Students entered Mount Lawley Teachers College, with the intent of teaching primary students. Some transferred to Secondary College to teach secondary students. Some people left teaching and others stayed. This section allows students to indicate where they found their place in the world and if MLTC helped them in their lives and various careers.

Moved to another institutions part of the way through

Rivka Niesten (Finley):

I really loved my year at Mount Lawley Teachers’ College and vowed to return and work there. In the interim, I studied at STC and WAIT and ended up teaching at Mount Lawley Senior High and Katanning. I worked in ESL, but there was no training for this at all, but a big need as many ships from Italy, Greece and the former Yugoslavia, were arriving packed with new immigrants. I was given a series of books called Situational English, and left to my own devices.
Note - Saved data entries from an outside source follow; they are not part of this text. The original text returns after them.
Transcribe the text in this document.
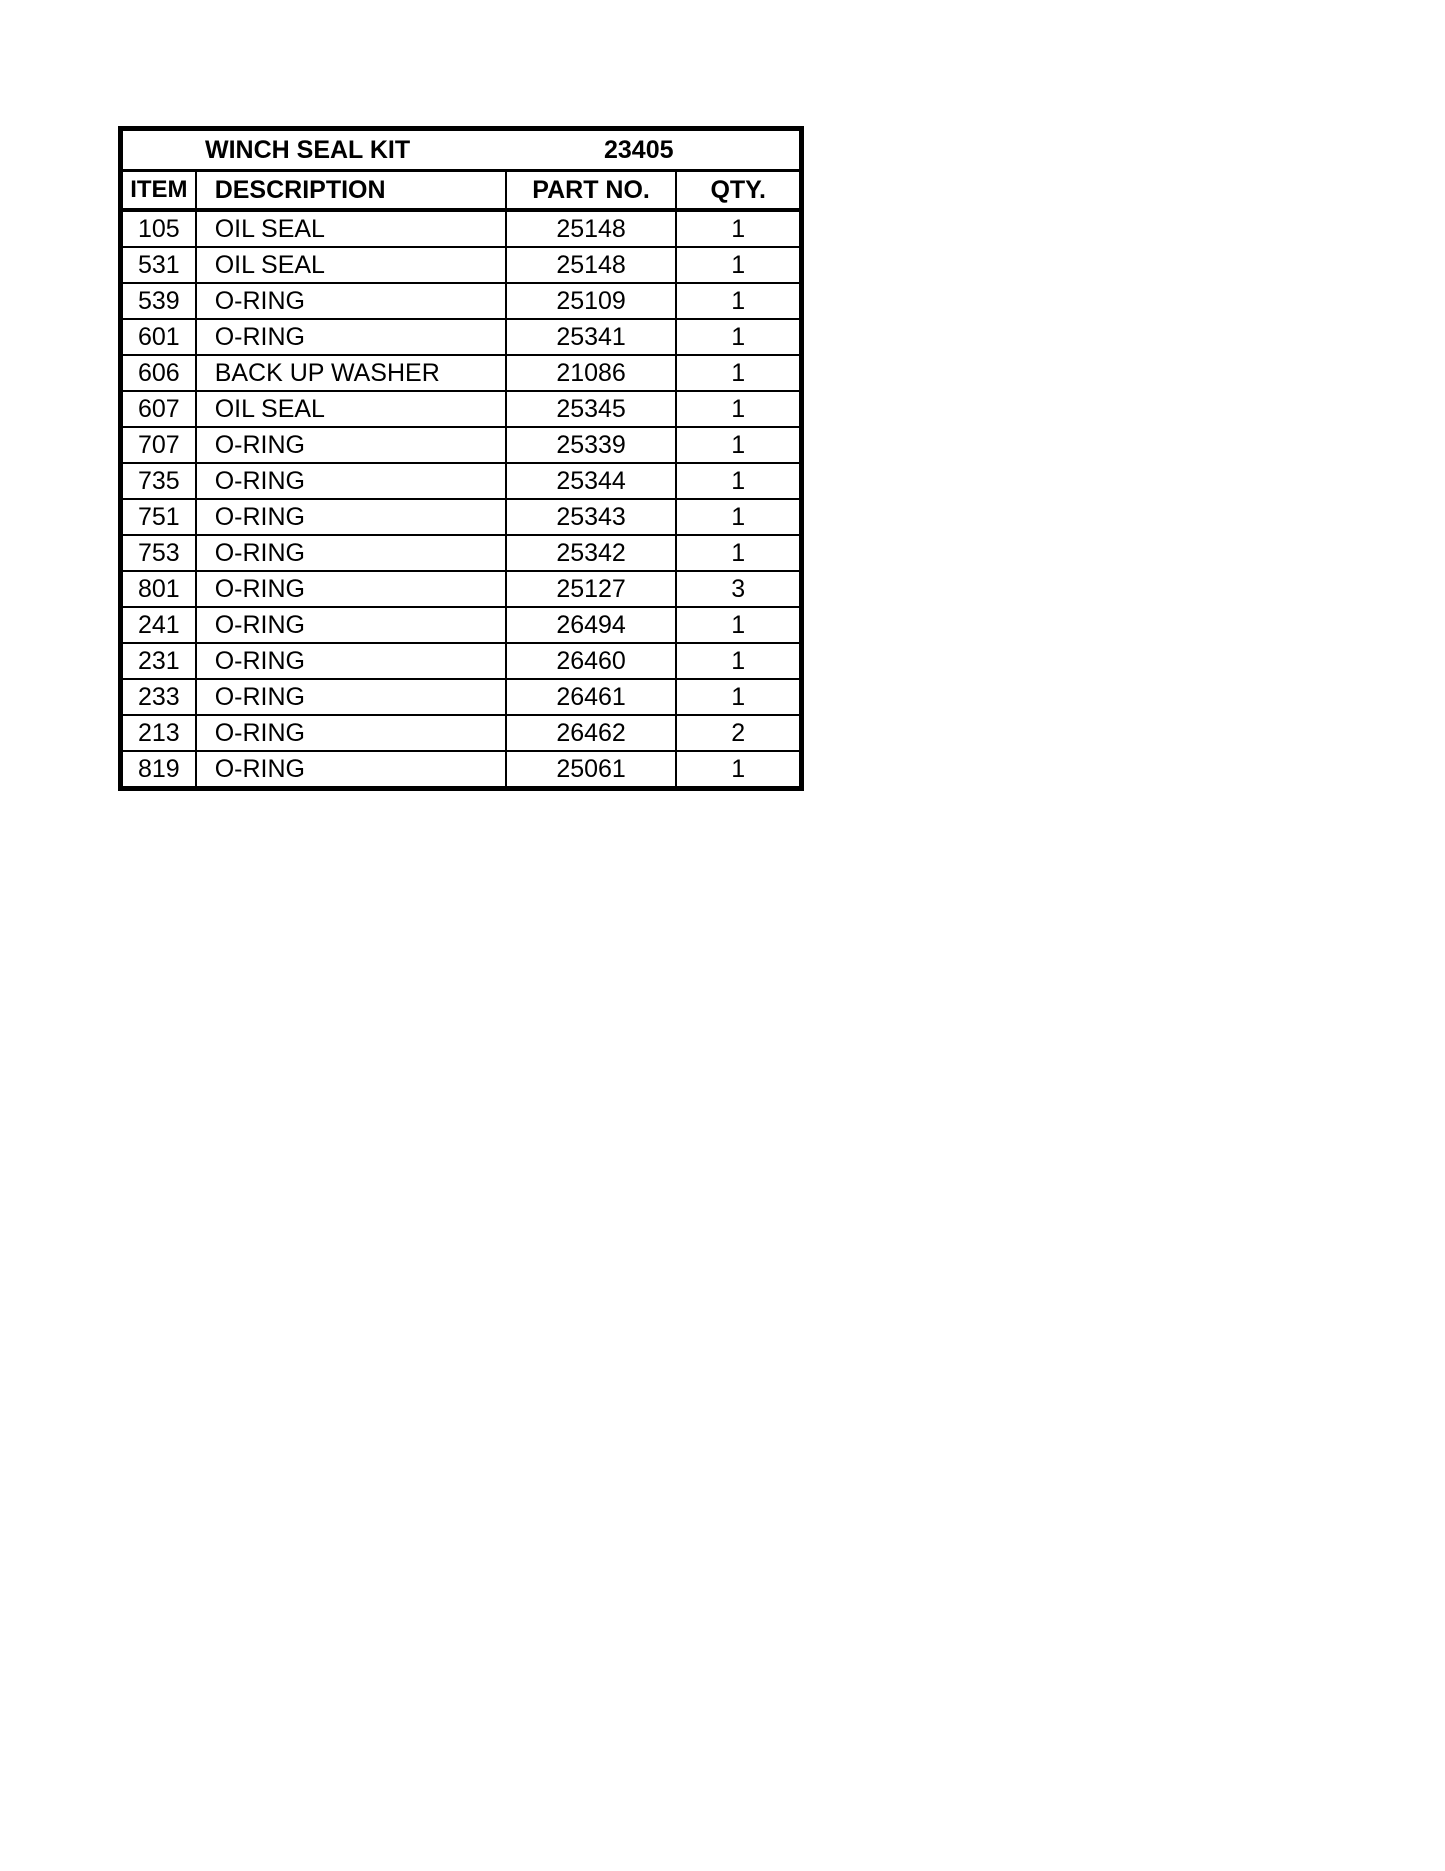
WINCH SEAL KIT 23405			

ITEM	DESCRIPTION	PART NO.	QTY.
105	OIL SEAL	25148	1
531	OIL SEAL	25148	1
539	O-RING	25109	1
601	O-RING	25341	1
606	BACK UP WASHER	21086	1
607	OIL SEAL	25345	1
707	O-RING	25339	1
735	O-RING	25344	1
751	O-RING	25343	1
753	O-RING	25342	1
801	O-RING	25127	3
241	O-RING	26494	1
231	O-RING	26460	1
233	O-RING	26461	1
213	O-RING	26462	2
819	O-RING	25061	1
The rats and mice in Katanning, curtailed my teaching career. The skills I learned at MLTC put me in good stead to work at Curtin in the ESL section. My materials were authentic and other teachers wanted them and also liked to team-teach with me. I taught ESL at TAFE in Queensland, when I was studying at UQ, as well as designing learning materials for the deaf at Griffith University.
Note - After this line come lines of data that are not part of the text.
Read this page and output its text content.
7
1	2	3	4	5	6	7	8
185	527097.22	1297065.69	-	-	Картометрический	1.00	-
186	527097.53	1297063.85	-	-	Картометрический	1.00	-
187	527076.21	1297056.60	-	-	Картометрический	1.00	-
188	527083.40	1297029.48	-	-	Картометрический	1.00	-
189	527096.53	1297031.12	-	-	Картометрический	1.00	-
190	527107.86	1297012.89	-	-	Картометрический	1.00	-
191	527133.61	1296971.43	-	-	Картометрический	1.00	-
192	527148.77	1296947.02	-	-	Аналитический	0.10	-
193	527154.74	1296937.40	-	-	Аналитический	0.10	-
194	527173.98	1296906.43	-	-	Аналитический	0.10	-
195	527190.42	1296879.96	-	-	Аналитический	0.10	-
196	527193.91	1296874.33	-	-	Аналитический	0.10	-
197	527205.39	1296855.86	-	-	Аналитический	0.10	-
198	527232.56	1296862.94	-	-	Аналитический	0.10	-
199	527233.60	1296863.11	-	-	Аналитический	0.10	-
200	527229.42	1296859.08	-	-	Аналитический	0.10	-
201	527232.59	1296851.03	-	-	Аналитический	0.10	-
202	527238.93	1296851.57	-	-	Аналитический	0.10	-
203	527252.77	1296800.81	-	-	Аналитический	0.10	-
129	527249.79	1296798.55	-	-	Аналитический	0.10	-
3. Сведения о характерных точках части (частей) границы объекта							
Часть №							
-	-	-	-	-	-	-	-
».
Later, I finally made it back to MLTC, which was then ECU, where I worked for nearly 10 years, in the language laboratories, and ended up doing defacto teaching with staff, using the latest technologies. Before retirement, I did a 7 year stint at Curtin as a webmaster.

Got married and/or had children

Marjorie Bly

I never taught formally – I married young and had children early. I did run a pre school at Cocos (Keeling) Islands for a couple of years when my then-husband was posted there. I’ve also used the skills I learned to develop and present a range of public education seminars over the years.

I found my real calling when I ended up working for the National Archives years later – a perfect melding of my passion for history, archival records and helping people through research and education. (It was my pleasure to run a very successful practicum program for ECU Archives and Information Management students when I became Assistant Director in 2005).

My MLTC years formed a substantial part of that bridge between being a child and becoming a grown up.  The new style of teacher education, a new building, new colleagues all played a role in how I matured. The times were reflective of that transformational change; the Vietnam War was happening, social change was all around us – the Pill, equal pay for equal work, universal health care, free university education, the ending of the Vietnam War and the end of conscription, to name a few.

It was an exciting time to be involved. I really value the life experience I gained during that part of my life.